Here is a list of these tests (all of them including resize to 128x171 and center-crop to 112x112), in the following results:
Reorder image from RGB to BGR, then subtract mean as is:
Basket clip Top 5: 0.84280 basketball 0.06940 streetball 0.02143 volleyball 0.01706 greco-roman wrestling 0.01373 freestyle wrestling Tennis clip Top 5: 0.19663 tennis 0.10200 powerbocking 0.06381 sepak takraw 0.04477 soft tennis 0.03622 aggressive inline skating 0.00000 badminton
Reorder first and third mean channels, then subtract mean:
Basket clip Top 5: 0.75358 basketball 0.10351 streetball 0.06247 volleyball 0.01341 greco-roman wrestling 0.01107 freestyle wrestling Tennis clip Top 5: 0.99985 tennis 0.00006 padel tennis 0.00006 pickleball 0.00002 soft tennis 0.00000 bowls
Subtract mean, reorder cropped image's channels from RGB to BGR:
Basket clip Top 5: 0.75358 basketball 0.10351 streetball 0.06247 volleyball 0.01341 greco-roman wrestling 0.01107 freestyle wrestling Tennis clip Top 5: 0.23638 tennis 0.06171 powerbocking 0.05763 sepak takraw 0.05232 soft tennis 0.04792 aggressive inline skating
Hi!
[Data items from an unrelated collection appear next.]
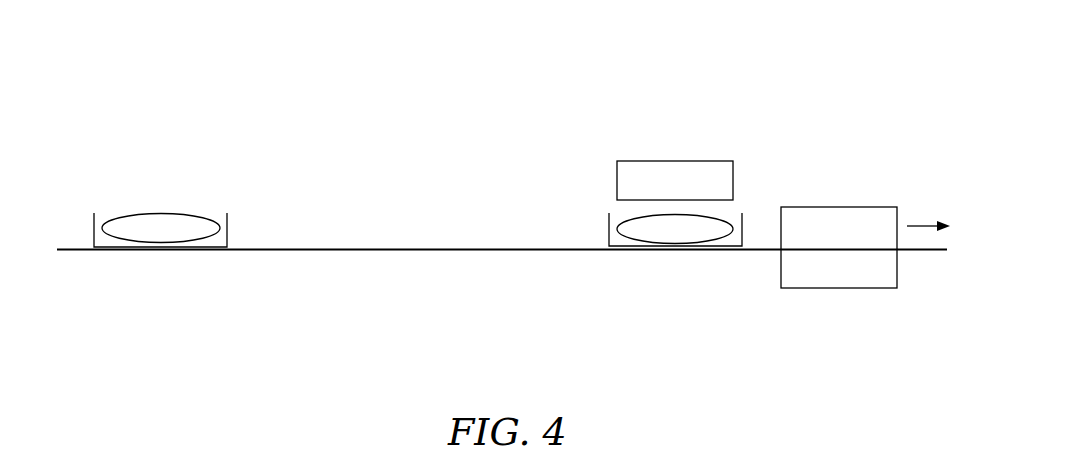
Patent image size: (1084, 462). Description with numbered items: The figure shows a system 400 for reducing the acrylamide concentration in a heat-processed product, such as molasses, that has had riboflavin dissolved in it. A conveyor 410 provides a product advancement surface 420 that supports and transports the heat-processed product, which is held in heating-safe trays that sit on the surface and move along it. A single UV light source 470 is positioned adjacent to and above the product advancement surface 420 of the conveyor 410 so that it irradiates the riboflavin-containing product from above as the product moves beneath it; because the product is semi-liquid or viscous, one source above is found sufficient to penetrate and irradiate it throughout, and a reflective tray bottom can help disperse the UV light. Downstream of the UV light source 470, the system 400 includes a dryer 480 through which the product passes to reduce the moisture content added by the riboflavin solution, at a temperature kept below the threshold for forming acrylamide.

The system 400 is at (524, 117).
The conveyor 410 is at (254, 257).
The product advancement surface 420 is at (90, 248).
The UV light source 470 is at (674, 160).
The dryer 480 is at (839, 207).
I notice your results are the same with @apple2373 when you 'think' you are using RGB. Maybe you read image with opencv, and it will be in BGR order. So is it possible that you are actually using BGR but you suppose it is RGB?
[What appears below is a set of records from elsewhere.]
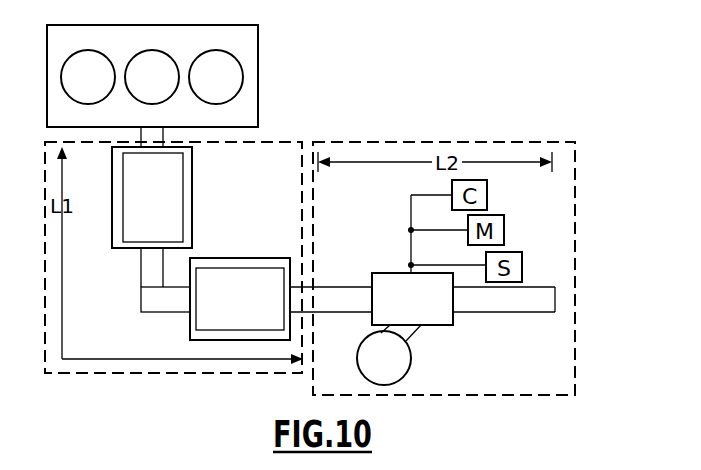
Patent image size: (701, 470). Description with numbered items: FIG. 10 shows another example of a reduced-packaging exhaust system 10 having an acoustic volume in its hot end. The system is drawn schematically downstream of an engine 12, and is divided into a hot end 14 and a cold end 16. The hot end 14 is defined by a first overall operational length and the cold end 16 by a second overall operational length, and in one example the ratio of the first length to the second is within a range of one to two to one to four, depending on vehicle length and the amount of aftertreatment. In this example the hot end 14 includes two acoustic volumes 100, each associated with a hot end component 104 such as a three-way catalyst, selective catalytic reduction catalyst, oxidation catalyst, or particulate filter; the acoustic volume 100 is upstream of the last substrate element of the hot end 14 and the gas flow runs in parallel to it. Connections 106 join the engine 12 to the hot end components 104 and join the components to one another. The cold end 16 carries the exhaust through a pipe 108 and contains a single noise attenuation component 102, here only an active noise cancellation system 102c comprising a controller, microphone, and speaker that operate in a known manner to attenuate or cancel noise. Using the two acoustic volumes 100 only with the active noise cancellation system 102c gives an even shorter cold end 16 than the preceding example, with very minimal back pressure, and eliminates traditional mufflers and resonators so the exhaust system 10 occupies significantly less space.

The exhaust system 10 is at (552, 54).
The engine 12 is at (248, 40).
The hot end 14 is at (297, 142).
The cold end 16 is at (433, 142).
The acoustic volume 100 is at (117, 250).
The noise attenuation component 102 is at (384, 252).
The active noise cancellation system 102c is at (413, 365).
The hot end component 104 is at (167, 210).
The coupling 106 is at (158, 134).
The shaft 108 is at (481, 303).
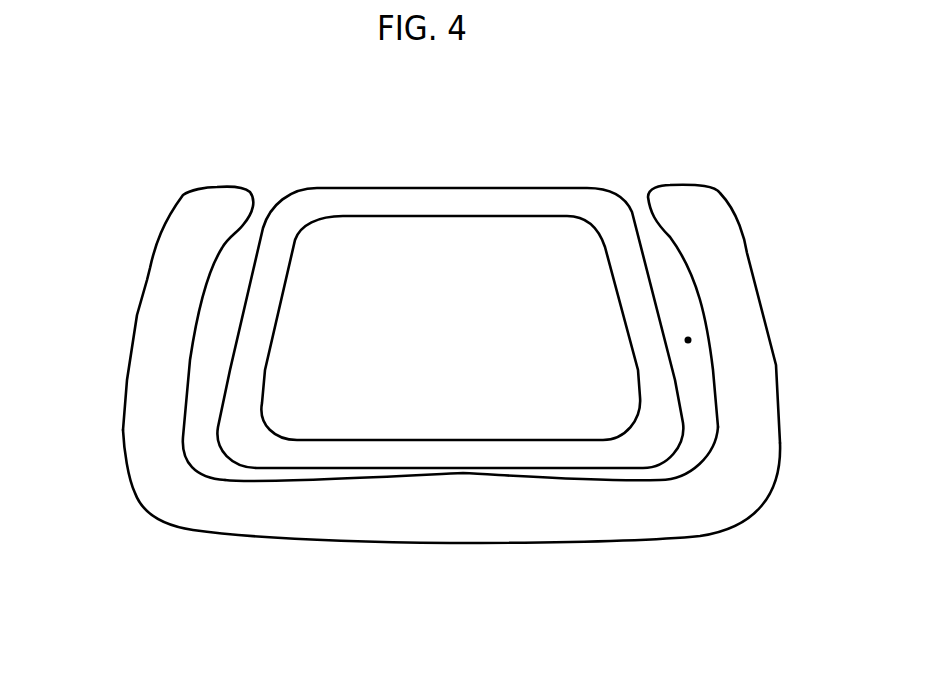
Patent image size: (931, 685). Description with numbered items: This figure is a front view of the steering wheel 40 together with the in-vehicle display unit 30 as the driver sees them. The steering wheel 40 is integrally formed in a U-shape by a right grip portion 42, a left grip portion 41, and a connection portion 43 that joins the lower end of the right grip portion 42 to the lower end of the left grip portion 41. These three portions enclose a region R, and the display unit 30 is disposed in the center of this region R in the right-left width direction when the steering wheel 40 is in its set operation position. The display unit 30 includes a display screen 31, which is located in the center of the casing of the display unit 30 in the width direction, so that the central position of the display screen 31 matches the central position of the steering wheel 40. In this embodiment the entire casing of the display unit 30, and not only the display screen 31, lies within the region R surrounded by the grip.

Hi guys, thanks for the explanations about the normalization. In this case, I tried the normalization method as followed. And the result is pretty good. If you are interested, you can definitely give this a try, too! :)
With Normalization& Channel swap:
import torchvision.transforms as transforms
X = get_sport_clip('roger')
X = Variable(X)
X.data = transforms.Normalize((0.485, 0.456, 0.406), (0.229, 0.224, 0.225))(X.data.permute(0, 2, 1, 3, 4))
X = X.data.permute(0, 2, 1, 3, 4)[:, [2,1,0], :, :, :] # channel swap
X = X.cuda()
Results:
Top 5:
1.00000 tennis
0.00000 padel tennis
0.00000 pickleball
0.00000 soft tennis
0.00000 match play
Only with Normalization, no channel swap:
import torchvision.transforms as transforms
X = get_sport_clip('roger')
X = Variable(X)
X.data = transforms.Normalize((0.485, 0.456, 0.406), (0.229, 0.224, 0.225))(X.data.permute(0, 2, 1, 3, 4))
X = X.data.permute(0, 2, 1, 3, 4)
X = X.cuda()
Results:
Top 5:
0.99993 tennis
0.00004 padel tennis
0.00002 soft tennis
0.00000 pickleball
0.00000 squash (sport)
Any conclusion regarding how to properly feed the model with RGB clips? What are the correct normalization and cropping steps?